Adrienne E Clarke AC FAA FTSE
Laureate Emeritus Professor
The University of Melbourne

Professor Clarke’s research is in the field of plant molecular biology. She is a founder of Hexima Ltd, an Australian company focused on control of fungal disease and agricultural biotechnology.

She is a Fellow of the Australian Academy of Science, Fellow of the Australian Academy of Technological Sciences and Engineering, Foreign Associate of the National Academy of Sciences (USA) and Foreign Member of the American Academy of Arts and Sciences.

She was appointed Companion of the Order of Australia in 2004.  She served as Chairman of the CSIRO Board (1991-1996), Lieutenant Governor of Victoria (1997-2000) and Chancellor of La Trobe University (2011–2017).

What is your job and what do you love most about it?

After a career as a research scientist and serving on many company and Government boards, I am now spending more time helping support science and young scientists. It is wonderful to see the creativity and energy of the young scientists who are making such contributions to discovery and innovation.

What led you to go into a career in STEM?

Firstly, it was having a wonderful maths and physics teacher at school. Secondly, it was being taken on a school excursion to The Great Barrier Reef when I was a teenager. The sight of the world under the sea was just amazing to me. I wanted to find out and learn how this was all possible and how it came to be. That set me on the path of biology and chemistry.

What do you envision as the future of women in STEM and how do you hope to contribute to that?
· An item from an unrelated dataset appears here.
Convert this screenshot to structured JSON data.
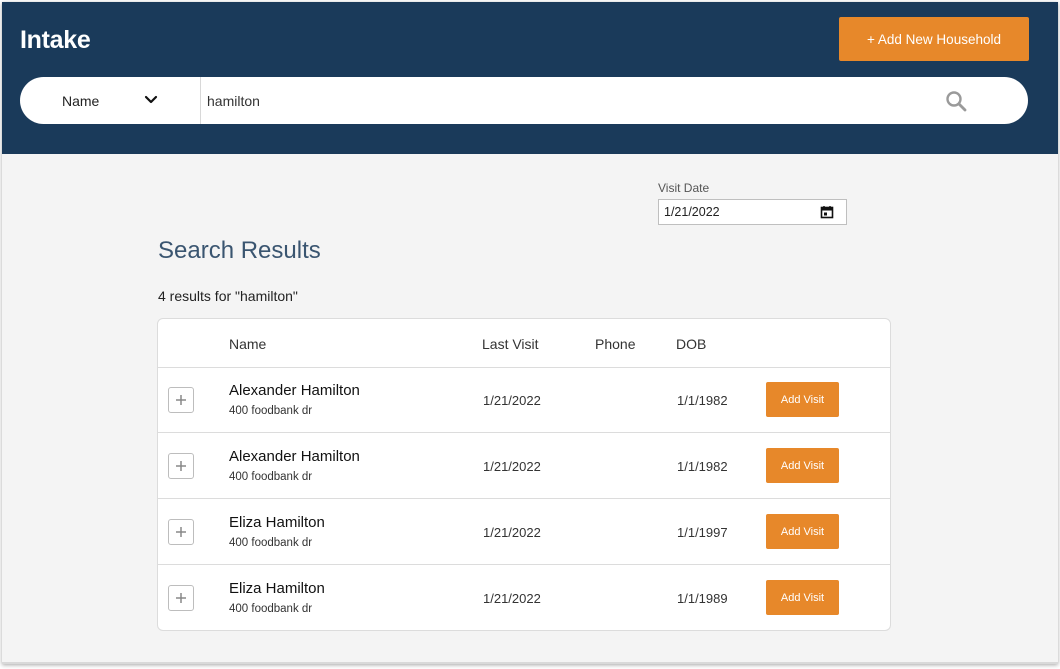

There is no doubt that the women have the talent and the drive to excel in STEM. Often the demands of child bearing and rearing have made it difficult to keep the momentum of a career. The current generation is more one of shared parenting and domestic responsibilities, which really helps women who take up the challenge of a career in STEM. Also, work places are acknowledging the needs and flexibility to support women at his stage of their careers.

What advice would you give to young girls interested in STEM?

Go for it!! It is the most exciting work I can imagine.

What is an unexpected or cool fact about you?

Hmm. Hard to say. Maybe it is that for many years (forty or so) a group of friends made during my life in science and I have walked and skied together all over the world. We still do!